Shawn Rabideau: First and foremost people are all on their phones and no one is paying attention to the wedding ceremony, important dances or speeches. The attention is on the device and not on the couple. The second is when you have people posting photos to the world of your wedding there is no surprise. For example many of my clients follow me on social media, so I have to be careful not to show certain things on my social media sites before the wedding happens. You want the bride and guests to be surprised. Also there would be nothing worse that that one wedding guest that might say they had a horrible meal, or didn’t get enough drinks at the bar posting their rants to Facebook or Twitter. How awful for the bride and groom to read this after their wedding.
3. Do you talk to brides and couples about social media before the event?
Angela Proffitt: Absolutely; I need to know their likes and dislikes so I can manager that expectation and communicate it to the guests before something gets out of control. It can be really fun when the couple loves their stuff being public, but a wedding is a very intimate event, and the couple should have control over what is happening.
Shawn Rabideau: We do discuss social media in the sense of hash tagging their wedding. Many couples like to create a hashtag and display it so guests can use it during the wedding. But we also discuss if they want guests to put the phones away during the ceremony. I think that’s what’s important getting guests to pay attention to the ceremony.
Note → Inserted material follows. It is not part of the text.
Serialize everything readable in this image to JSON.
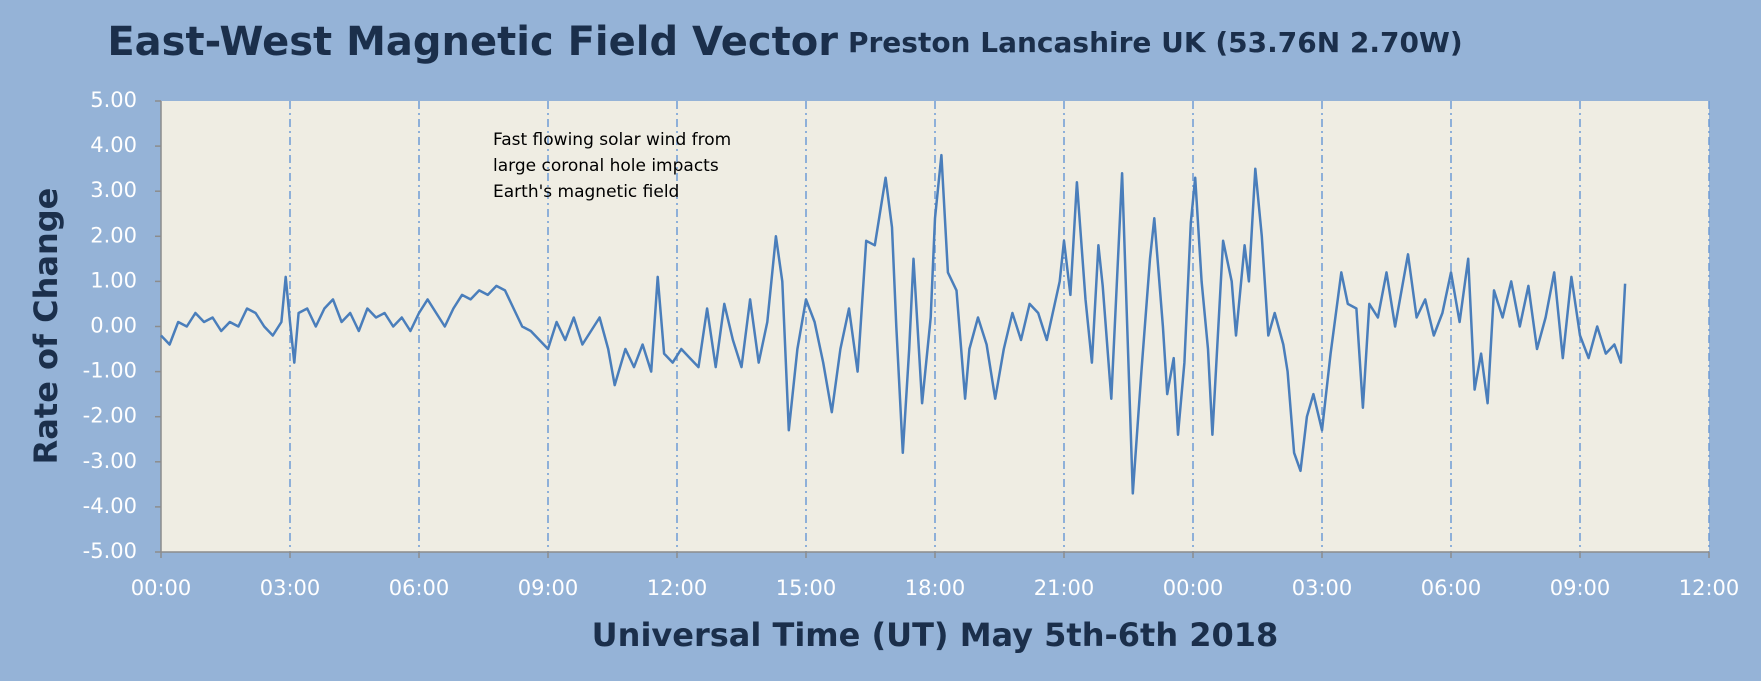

4. What solutions do you offer the couple to combat the issue of social media?
Angela Proffitt: If I have a client that is not a fan; I offer communication suggestions, for example:
*If they have a website, they password protect it and there is verbiage on there to let the guests know that this is a private site for their eyes only and we say it in a sweet/cute way.
*The minister will announce it at the ceremony that they is a exclusive event and pictures are welcome but only to be shared with the couple.
*I have set up private Facebook pages or thru an app, where the pictures can be shared with the couple only and they have to approve them before they are posted publicly.
*I check their social media settings in their account to ensure that they are set up appropriately and if they want to review everything before it’s posted, then it’s set up that way.
*the extreme has been where I set up a “phone check” like a coat check. We have taken up phones before and have told guests to leave cameras and phone in their cars at the request of the couple and we share the professional pictures with the guests post party.
*It’s a part of my contract, asking couples if I can post pictures on my pictures page, with guests or without guests in there. Most say it’s fine, but I let them know that this is nothing more than to show future clients; you can view our gallery by venue here: http://angelaproffitt.smugmug.com/Weddings
Shawn Rabideau: It would be okay to do an insert in your invitation that states when it is acceptable to post to social media sites. Additionally, It would also be acceptable to ask guests when NOT to post to social media sites. The thing to remember is social media is here to stay, it’s how you manage it. And at the very least guests will comply with the couples requests.